Conviction was laying hold upon me, and the circle was becoming narrower. The thought pressed heavily upon me, "What a dreadful thing, if I am wrong!" Added to this, I trembled to think of those I had misled. "Can it be true? Is it so?" I remembered some I had watched over most zealously, lest the Dissenters should come and pray with them. I had sent them out of the world resting upon a false hope, administering the sacrament to them for want of knowing any other way of bringing them into God's favour. I used to grieve over any parishioner who died without the last sacrament, and often wondered how it would fare with Dissenters !

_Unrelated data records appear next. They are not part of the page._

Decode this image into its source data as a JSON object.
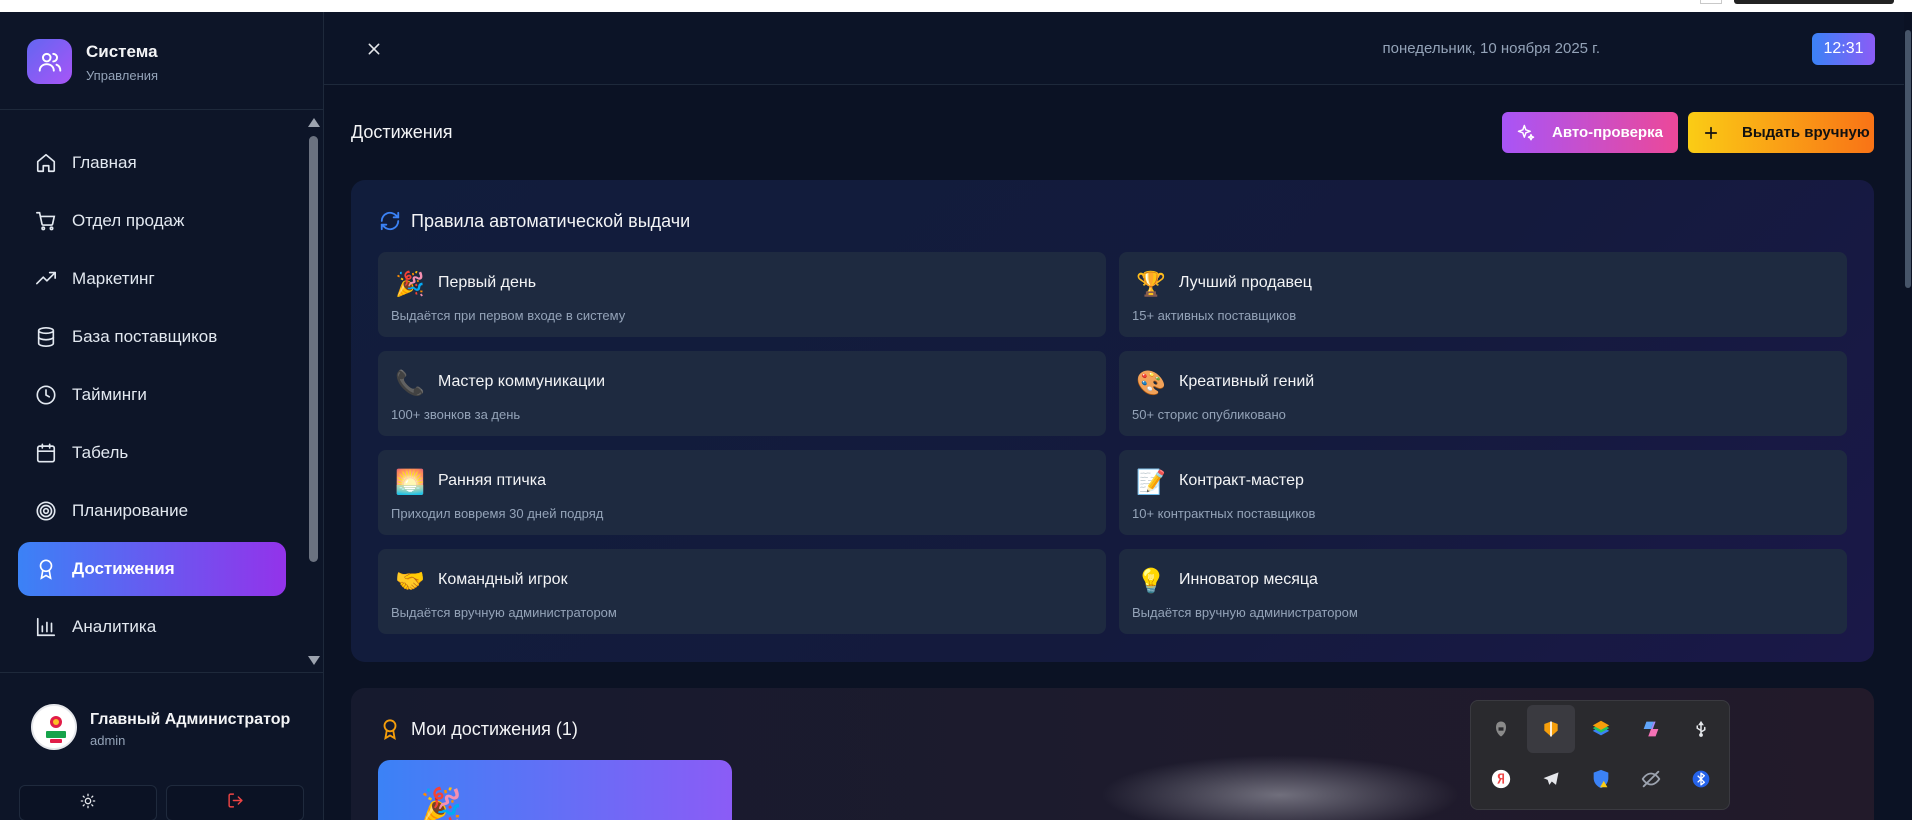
{
  "brand": {
    "title": "Система",
    "subtitle": "Управления"
  },
  "sidebar": {
    "items": [
      {
        "label": "Главная",
        "icon": "home-icon"
      },
      {
        "label": "Отдел продаж",
        "icon": "cart-icon"
      },
      {
        "label": "Маркетинг",
        "icon": "trending-up-icon"
      },
      {
        "label": "База поставщиков",
        "icon": "database-icon"
      },
      {
        "label": "Тайминги",
        "icon": "clock-icon"
      },
      {
        "label": "Табель",
        "icon": "calendar-icon"
      },
      {
        "label": "Планирование",
        "icon": "target-icon"
      },
      {
        "label": "Достижения",
        "icon": "award-icon",
        "active": true
      },
      {
        "label": "Аналитика",
        "icon": "bar-chart-icon"
      }
    ]
  },
  "user": {
    "name": "Главный Администратор",
    "role": "admin"
  },
  "header": {
    "date": "понедельник, 10 ноября 2025 г.",
    "time": "12:31"
  },
  "page": {
    "title": "Достижения",
    "auto_button": "Авто-проверка",
    "manual_button": "Выдать вручную"
  },
  "rules": {
    "title": "Правила автоматической выдачи",
    "items": [
      {
        "emoji": "🎉",
        "title": "Первый день",
        "desc": "Выдаётся при первом входе в систему"
      },
      {
        "emoji": "🏆",
        "title": "Лучший продавец",
        "desc": "15+ активных поставщиков"
      },
      {
        "emoji": "📞",
        "title": "Мастер коммуникации",
        "desc": "100+ звонков за день"
      },
      {
        "emoji": "🎨",
        "title": "Креативный гений",
        "desc": "50+ сторис опубликовано"
      },
      {
        "emoji": "🌅",
        "title": "Ранняя птичка",
        "desc": "Приходил вовремя 30 дней подряд"
      },
      {
        "emoji": "📝",
        "title": "Контракт-мастер",
        "desc": "10+ контрактных поставщиков"
      },
      {
        "emoji": "🤝",
        "title": "Командный игрок",
        "desc": "Выдаётся вручную администратором"
      },
      {
        "emoji": "💡",
        "title": "Инноватор месяца",
        "desc": "Выдаётся вручную администратором"
      }
    ]
  },
  "my_achievements": {
    "title": "Мои достижения (1)",
    "first_emoji": "🎉"
  },
  "tray": {
    "icons": [
      "gpu-icon",
      "app-icon",
      "bluestacks-icon",
      "copilot-icon",
      "usb-icon",
      "yandex-icon",
      "telegram-icon",
      "security-warning-icon",
      "hidden-eye-icon",
      "bluetooth-icon"
    ]
  },
  "colors": {
    "accent_from": "#3b82f6",
    "accent_to": "#9333ea",
    "auto_from": "#a855f7",
    "auto_to": "#ec4899",
    "manual_from": "#facc15",
    "manual_to": "#f97316"
  }
}
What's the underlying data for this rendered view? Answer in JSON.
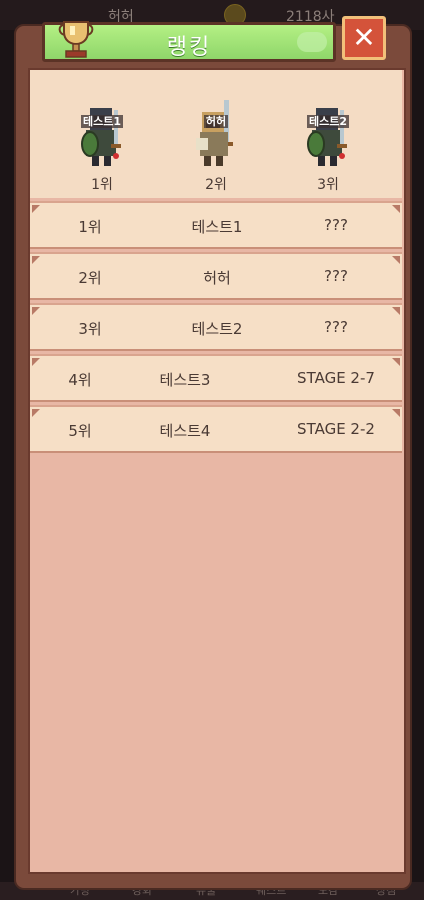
{
  "background_hud": {
    "player_name": "허허",
    "info_text": "2118사",
    "tabs": [
      "가방",
      "강화",
      "유물",
      "퀘스트",
      "도감",
      "상점"
    ]
  },
  "dialog": {
    "title": "랭킹",
    "close_symbol": "✕",
    "colors": {
      "title_bar": "#9fe076",
      "close_button": "#d4533a",
      "panel_frame": "#7b4a3b",
      "panel_fill": "#e8b7a5",
      "row_fill": "#f6dfc6"
    }
  },
  "podium": [
    {
      "name": "테스트1",
      "rank": "1위",
      "icon": "knight-with-shield-icon"
    },
    {
      "name": "허허",
      "rank": "2위",
      "icon": "warrior-with-sword-icon"
    },
    {
      "name": "테스트2",
      "rank": "3위",
      "icon": "knight-with-shield-icon"
    }
  ],
  "ranking_rows": [
    {
      "rank": "1위",
      "name": "테스트1",
      "stage": "???"
    },
    {
      "rank": "2위",
      "name": "허허",
      "stage": "???"
    },
    {
      "rank": "3위",
      "name": "테스트2",
      "stage": "???"
    },
    {
      "rank": "4위",
      "name": "테스트3",
      "stage": "STAGE 2-7"
    },
    {
      "rank": "5위",
      "name": "테스트4",
      "stage": "STAGE 2-2"
    }
  ]
}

My mind was in a revolution. I do not remember how I got home. I felt as if I were out on the dark, boundless ocean, without light or oar or rudder. I endured the greatest agony of mind for the souls I had misled, though I had done it ignorantly. "They are gone, and lost for ever!" I justly deserved to go also. My distress seemed greater than I could bear. A tremendous storm of wind, rain and thunder, which was raging at the time, was quite in sympathy with my feelings. I could not rest. Looking at the graves of some of my faithful Churchmen, I wondered, "Is it really true that they are now cursing me for having misled them?”

Thursday, Friday, and Saturday passed by, each day and night more dark and despairing than the preceding one. On the Sunday, I was so ill that I was quite unfit to take the service. Mr. Aitken had said to me, "If I were you, I would shut the church, and say to the congregation, 'I will not preach again till I am converted. Pray for me!'" Shall I do this?